Upgrade/compatibility impact

It will be possible to do an Atomic upgrade of a system installed with the F22 Atomic to the tree matching the images produced in the new model. Users are recommended to use the latest image for new systems.

How To Test

This comes down to:

A. Is there a web page at https://getfedora.org/en/cloud/download/?

B. Can I download or launch images from it?

C. Is the web page updated with fresh images every other week?


From the perspective of this change itself, testing the actual functionality of the images is a separate problem. (That is, this change involves the image production and running those images through a test framework. The actual contents of the image and the nature of the tests are out of scope.)

User Experience

  1. Shiny new Fedora Atomic web site
  2. Fresh images always available with latest updates to packages relevant to Atomic
  3. Developers hacking on Fedora Atomic Host can jump right in, and have their changes shipped to users quickly
  4. Fedora Cloud download page less of a maze

Dependencies

In addition to the development listed above, this change relies on current-release Anaconda continuing to be able to install the current release + updates. If some change in the updates prevents this, a patch to anaconda may need to be included in the build system via updates.img.

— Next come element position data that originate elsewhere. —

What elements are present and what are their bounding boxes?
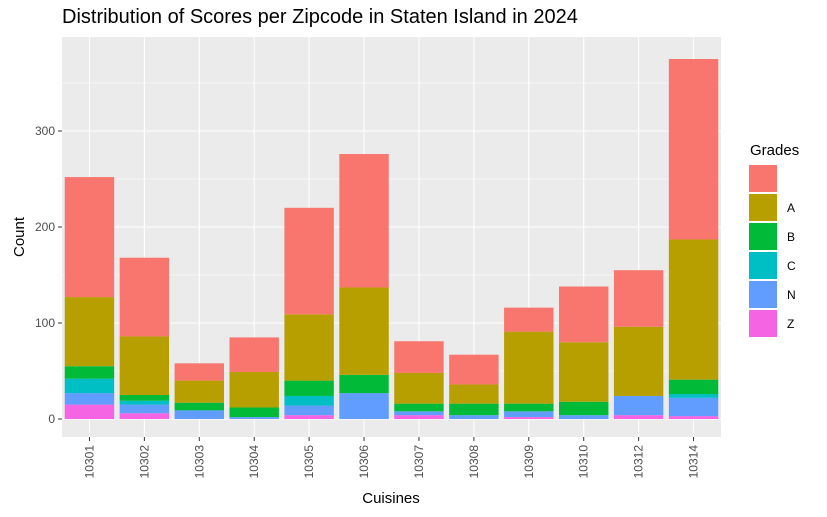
legend-key-B bbox=[749, 223, 777, 250]
bar-segment-10304-A bbox=[229, 371, 279, 408]
y-tick-label: 100 bbox=[35, 316, 55, 330]
bar-segment-10302-Z bbox=[119, 413, 170, 419]
legend-label: B bbox=[787, 230, 795, 244]
bar-segment-10304-N bbox=[229, 417, 279, 419]
bar-segment-10309-B bbox=[504, 403, 554, 412]
legend-key-blank bbox=[749, 165, 777, 192]
bar-segment-10303-A bbox=[174, 380, 225, 403]
x-tick-label: 10310 bbox=[577, 445, 591, 479]
bar-segment-10305-C bbox=[284, 395, 334, 406]
bar-segment-10308-N bbox=[449, 415, 499, 419]
bar-segment-10305-A bbox=[284, 314, 334, 381]
legend-title: Grades bbox=[750, 142, 799, 159]
bar-segment-10304-B bbox=[229, 407, 279, 418]
bar-segment-10301-A bbox=[64, 297, 115, 367]
bar-segment-10303-blank bbox=[174, 363, 225, 381]
x-tick-label: 10314 bbox=[687, 445, 701, 479]
chart-title: Distribution of Scores per Zipcode in St… bbox=[62, 6, 578, 28]
bar-segment-10308-blank bbox=[449, 354, 499, 385]
bar-segment-10304-blank bbox=[229, 337, 279, 372]
bar-segment-10308-A bbox=[449, 384, 499, 404]
bar-segment-10303-N bbox=[174, 410, 225, 419]
bar-segment-10309-A bbox=[504, 331, 554, 404]
bar-segment-10307-N bbox=[394, 411, 444, 416]
bar-segment-10306-A bbox=[339, 287, 389, 375]
bar-segment-10302-blank bbox=[119, 257, 170, 337]
bar-segment-10314-Z bbox=[668, 416, 719, 419]
bar-segment-10307-blank bbox=[394, 341, 444, 373]
legend-key-A bbox=[749, 194, 777, 221]
legend-key-C bbox=[749, 252, 777, 279]
bar-segment-10301-N bbox=[64, 393, 115, 405]
bar-segment-10301-Z bbox=[64, 404, 115, 419]
bar-segment-10305-N bbox=[284, 405, 334, 416]
bar-segment-10307-B bbox=[394, 403, 444, 412]
legend-key-N bbox=[749, 281, 777, 308]
x-tick-label: 10304 bbox=[247, 445, 261, 479]
plot-panel bbox=[62, 37, 721, 437]
bar-segment-10314-blank bbox=[668, 59, 719, 240]
y-tick-label: 300 bbox=[35, 124, 55, 138]
bar-segment-10312-N bbox=[613, 395, 664, 416]
legend-label: Z bbox=[787, 317, 794, 331]
bar-segment-10305-B bbox=[284, 380, 334, 396]
bar-segment-10302-N bbox=[119, 404, 170, 414]
bar-segment-10302-C bbox=[119, 400, 170, 405]
bar-segment-10310-B bbox=[558, 401, 609, 416]
bar-segment-10309-N bbox=[504, 411, 554, 418]
x-tick-label: 10302 bbox=[137, 445, 151, 479]
bar-segment-10309-Z bbox=[504, 417, 554, 419]
x-tick-label: 10303 bbox=[192, 445, 206, 479]
bar-segment-10301-blank bbox=[64, 177, 115, 298]
bar-segment-10302-B bbox=[119, 395, 170, 401]
x-tick-label: 10306 bbox=[357, 445, 371, 479]
x-axis-title: Cuisines bbox=[362, 490, 420, 507]
y-axis-title: Count bbox=[11, 216, 28, 257]
bar-segment-10301-B bbox=[64, 366, 115, 379]
bar-segment-10306-N bbox=[339, 393, 389, 419]
bar-segment-10310-N bbox=[558, 415, 609, 419]
x-tick-label: 10309 bbox=[522, 445, 536, 479]
bar-segment-10314-A bbox=[668, 239, 719, 380]
x-tick-label: 10307 bbox=[412, 445, 426, 479]
bar-segment-10302-A bbox=[119, 336, 170, 395]
bar-segment-10301-C bbox=[64, 378, 115, 394]
bar-segment-10312-blank bbox=[613, 270, 664, 327]
x-tick-label: 10312 bbox=[632, 445, 646, 479]
bars-group bbox=[64, 59, 719, 419]
x-tick-label: 10301 bbox=[82, 445, 96, 479]
y-tick-label: 200 bbox=[35, 220, 55, 234]
bar-segment-10312-A bbox=[613, 326, 664, 396]
bar-segment-10314-B bbox=[668, 379, 719, 395]
bar-segment-10305-Z bbox=[284, 415, 334, 419]
bar-segment-10314-N bbox=[668, 397, 719, 417]
bar-segment-10306-B bbox=[339, 374, 389, 394]
bar-segment-10307-A bbox=[394, 372, 444, 404]
y-axis-ticks: 0 100 200 300 bbox=[35, 124, 62, 426]
legend: Grades A B C N Z bbox=[749, 142, 799, 337]
bar-segment-10306-blank bbox=[339, 154, 389, 288]
bar-segment-10314-C bbox=[668, 394, 719, 398]
legend-label: N bbox=[787, 288, 796, 302]
x-axis-ticks: 10301 10302 10303 10304 10305 10306 10307 10308… bbox=[82, 437, 701, 479]
bar-segment-10307-Z bbox=[394, 415, 444, 419]
bar-segment-10309-blank bbox=[504, 307, 554, 332]
bar-segment-10308-B bbox=[449, 403, 499, 416]
legend-label: C bbox=[787, 259, 796, 273]
bar-segment-10305-blank bbox=[284, 207, 334, 315]
bar-segment-10310-blank bbox=[558, 286, 609, 343]
x-tick-label: 10308 bbox=[467, 445, 481, 479]
bar-segment-10303-B bbox=[174, 402, 225, 411]
legend-key-Z bbox=[749, 310, 777, 337]
bar-segment-10310-A bbox=[558, 342, 609, 402]
legend-label: A bbox=[787, 201, 795, 215]
y-tick-label: 0 bbox=[48, 412, 55, 426]
bar-segment-10312-Z bbox=[613, 415, 664, 419]
x-tick-label: 10305 bbox=[302, 445, 316, 479]
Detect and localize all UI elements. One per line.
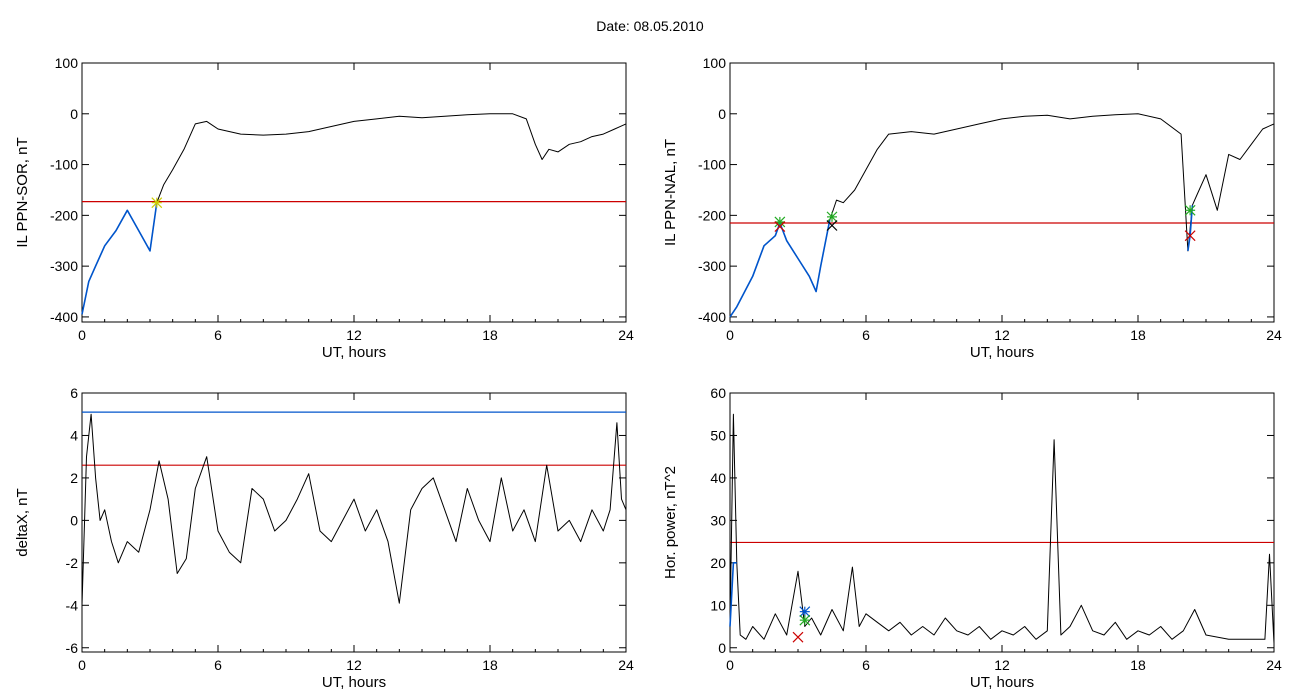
series-line-1 bbox=[81, 113, 627, 315]
y-axis-label: deltaX, nT bbox=[14, 488, 31, 556]
x-tick-label: 6 bbox=[862, 327, 870, 343]
chart-panel-2: 0 6 12 18 24 -400 -300 -200 -100 0 100 UT, hours IL … bbox=[662, 55, 1282, 361]
x-tick-label: 24 bbox=[618, 657, 634, 673]
y-tick-label: -2 bbox=[66, 555, 79, 571]
marker-cross bbox=[792, 631, 804, 643]
x-tick-label: 0 bbox=[726, 657, 734, 673]
x-tick-label: 18 bbox=[482, 657, 498, 673]
y-tick-label: 0 bbox=[70, 106, 78, 122]
x-tick-label: 12 bbox=[346, 657, 362, 673]
x-tick-label: 0 bbox=[78, 327, 86, 343]
x-tick-label: 0 bbox=[78, 657, 86, 673]
y-tick-label: -400 bbox=[50, 309, 78, 325]
marker-cross bbox=[774, 221, 786, 232]
series-line-2 bbox=[729, 220, 831, 318]
y-tick-label: 40 bbox=[710, 470, 726, 486]
x-tick-label: 24 bbox=[1266, 327, 1282, 343]
plot-frame bbox=[81, 62, 627, 323]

This also assumes that tunir or another test framework is in a complete enough state to execute the required tests.

Contingency Plan

  • Contingency mechanism: Three possibilities. The first is to revert to six-month cycle releases as current. The second is to do as much of the above plan as possible, but as a Fedora Remix. This would be unfortunate, as we'd really like Fedora Atomic Host to be a genuine member of the Fedora family, and it is indeed all built from official Fedora software, so nothing in the contents should necessitate relegation to remix status. But, it is there as a possibility. And the third is to temporarily drop any Fedora Atomic release — just as if the F22 non-blocking deliverable had a last-minute problem.
  • Contingency deadline: Should decide by Alpha; beta freeze is the final decision point.
  • Blocks release? No.
  • Blocks product? No.

Documentation

The https://getfedora.org/en/cloud/ "brochure" page will contain brief introductory documentation, and link to http://www.projectatomic.io/ and whatever Fedora docs are relevant. It would be nice to start building up short howto and recipe-style documents on Fedora Atomic Host within Fedora Docs.

Release Notes

Fedora Atomic Host is an implementation of the Project Atomic pattern for a specialized operating system for the deployment of containerized applications. For the past two Fedora releases, we've included an Atomic Host cloud image as a non-blocking deliverable. However, upstream Atomic is moving very fast — by the end of the alpha, beta, final stabilization cycle Fedora uses, the released artifact is basically obsolete. Additionally, the Project Atomic team at Red Hat would like to do their ongoing development work in the Fedora upstream, and the six-month release cycle does not lend itself to that.

After Fedora 23, we have moved Atomic away from the main Fedora 6-month distribution release, and instead to separate releases every two weeks.